Restructuring Services for Drug Abusing TANF Women (Morgenstern, PI)

The primary goal of this study is to rigorously evaluate the effectiveness and costs of two contrasting approaches to organizing and structuring substance abuse treatment for women entering welfare-to-work programs. One approach will deliver standard care. The alternative approach will deliver care based on an innovative, public health model. Evidence-based interventions will serve as the core components of the innovative approach. The context of this study is a naturally occurring experiment. The State of New Jersey is conducting a welfare demonstration project in two counties.
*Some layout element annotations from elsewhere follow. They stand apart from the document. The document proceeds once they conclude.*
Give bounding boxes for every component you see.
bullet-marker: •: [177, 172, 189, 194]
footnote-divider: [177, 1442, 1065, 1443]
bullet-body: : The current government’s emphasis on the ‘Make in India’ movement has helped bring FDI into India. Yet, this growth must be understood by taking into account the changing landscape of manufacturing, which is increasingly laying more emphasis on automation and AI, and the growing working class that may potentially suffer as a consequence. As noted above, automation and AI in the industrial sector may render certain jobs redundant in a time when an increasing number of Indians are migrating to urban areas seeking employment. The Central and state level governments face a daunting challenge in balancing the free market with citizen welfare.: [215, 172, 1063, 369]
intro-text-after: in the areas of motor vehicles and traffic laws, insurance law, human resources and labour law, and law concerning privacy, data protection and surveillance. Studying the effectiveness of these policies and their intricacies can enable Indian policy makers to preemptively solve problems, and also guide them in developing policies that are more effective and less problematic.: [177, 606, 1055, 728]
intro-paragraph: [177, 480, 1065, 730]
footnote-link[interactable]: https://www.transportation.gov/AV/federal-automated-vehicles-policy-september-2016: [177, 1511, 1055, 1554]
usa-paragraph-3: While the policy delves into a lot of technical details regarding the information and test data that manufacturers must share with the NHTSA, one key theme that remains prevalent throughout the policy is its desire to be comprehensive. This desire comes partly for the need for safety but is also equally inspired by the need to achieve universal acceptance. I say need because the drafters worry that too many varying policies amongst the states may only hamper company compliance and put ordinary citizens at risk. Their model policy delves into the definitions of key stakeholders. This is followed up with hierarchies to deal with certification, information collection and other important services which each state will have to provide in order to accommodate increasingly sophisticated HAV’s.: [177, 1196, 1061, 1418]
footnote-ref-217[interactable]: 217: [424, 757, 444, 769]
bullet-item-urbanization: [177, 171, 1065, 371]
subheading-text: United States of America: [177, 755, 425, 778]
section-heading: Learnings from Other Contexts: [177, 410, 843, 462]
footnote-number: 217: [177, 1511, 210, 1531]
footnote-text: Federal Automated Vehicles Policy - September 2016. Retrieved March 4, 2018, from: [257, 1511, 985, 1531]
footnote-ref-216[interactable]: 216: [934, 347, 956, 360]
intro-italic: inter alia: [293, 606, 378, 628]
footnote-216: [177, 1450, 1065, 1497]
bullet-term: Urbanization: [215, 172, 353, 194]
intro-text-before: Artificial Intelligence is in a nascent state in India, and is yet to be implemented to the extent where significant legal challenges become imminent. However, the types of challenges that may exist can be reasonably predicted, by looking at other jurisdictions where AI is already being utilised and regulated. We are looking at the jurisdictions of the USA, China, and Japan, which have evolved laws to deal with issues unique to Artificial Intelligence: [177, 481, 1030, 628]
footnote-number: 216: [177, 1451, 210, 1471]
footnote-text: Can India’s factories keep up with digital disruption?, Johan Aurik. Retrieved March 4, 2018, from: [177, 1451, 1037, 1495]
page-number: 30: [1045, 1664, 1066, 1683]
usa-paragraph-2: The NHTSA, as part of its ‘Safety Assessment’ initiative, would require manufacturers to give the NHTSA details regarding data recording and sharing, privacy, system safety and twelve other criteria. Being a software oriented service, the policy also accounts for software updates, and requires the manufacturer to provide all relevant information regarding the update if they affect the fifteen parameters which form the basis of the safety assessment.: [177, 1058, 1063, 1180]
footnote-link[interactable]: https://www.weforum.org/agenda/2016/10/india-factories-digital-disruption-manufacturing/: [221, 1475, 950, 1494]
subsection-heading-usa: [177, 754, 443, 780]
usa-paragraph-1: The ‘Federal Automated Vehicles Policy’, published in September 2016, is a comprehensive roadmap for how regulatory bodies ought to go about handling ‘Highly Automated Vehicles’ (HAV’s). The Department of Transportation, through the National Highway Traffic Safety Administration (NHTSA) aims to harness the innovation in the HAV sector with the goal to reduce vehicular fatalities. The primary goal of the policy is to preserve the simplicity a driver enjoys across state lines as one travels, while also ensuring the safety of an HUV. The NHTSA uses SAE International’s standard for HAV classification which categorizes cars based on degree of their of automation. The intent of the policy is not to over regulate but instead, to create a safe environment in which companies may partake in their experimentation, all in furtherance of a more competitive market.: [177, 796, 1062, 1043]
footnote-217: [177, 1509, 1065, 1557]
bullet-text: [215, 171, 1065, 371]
Women in welfare-to-work programs with substance abuse problems will be randomly assigned to two intervention conditions, standard care or innovative care. This study will evaluate the two-year outcomes of the demonstration project. In addition, the study will compare outcomes and costs of the substance abusing women in the demonstration with those of a comparison group of non-symptomatic women in welfare-to work programs. The study sample will consist of 600 women diagnosed with DSM-IV substance abuse only, and 600 women diagnosed with DSM-IV substance dependence who are participants in the demonstration. In addition, 200 non-symptomatic women in welfare-to work programs will be studied. All study participants will be recruited at two welfare offices, assessed at baseline, and followed in-person at 3, 6, 12, 18, and 24 months. The study will examine treatment utilization patterns, and substance abuse, employment and other psychosocial outcomes. In addition, a full cost study including cost-effectiveness and cost-benefit analyses will be conducted.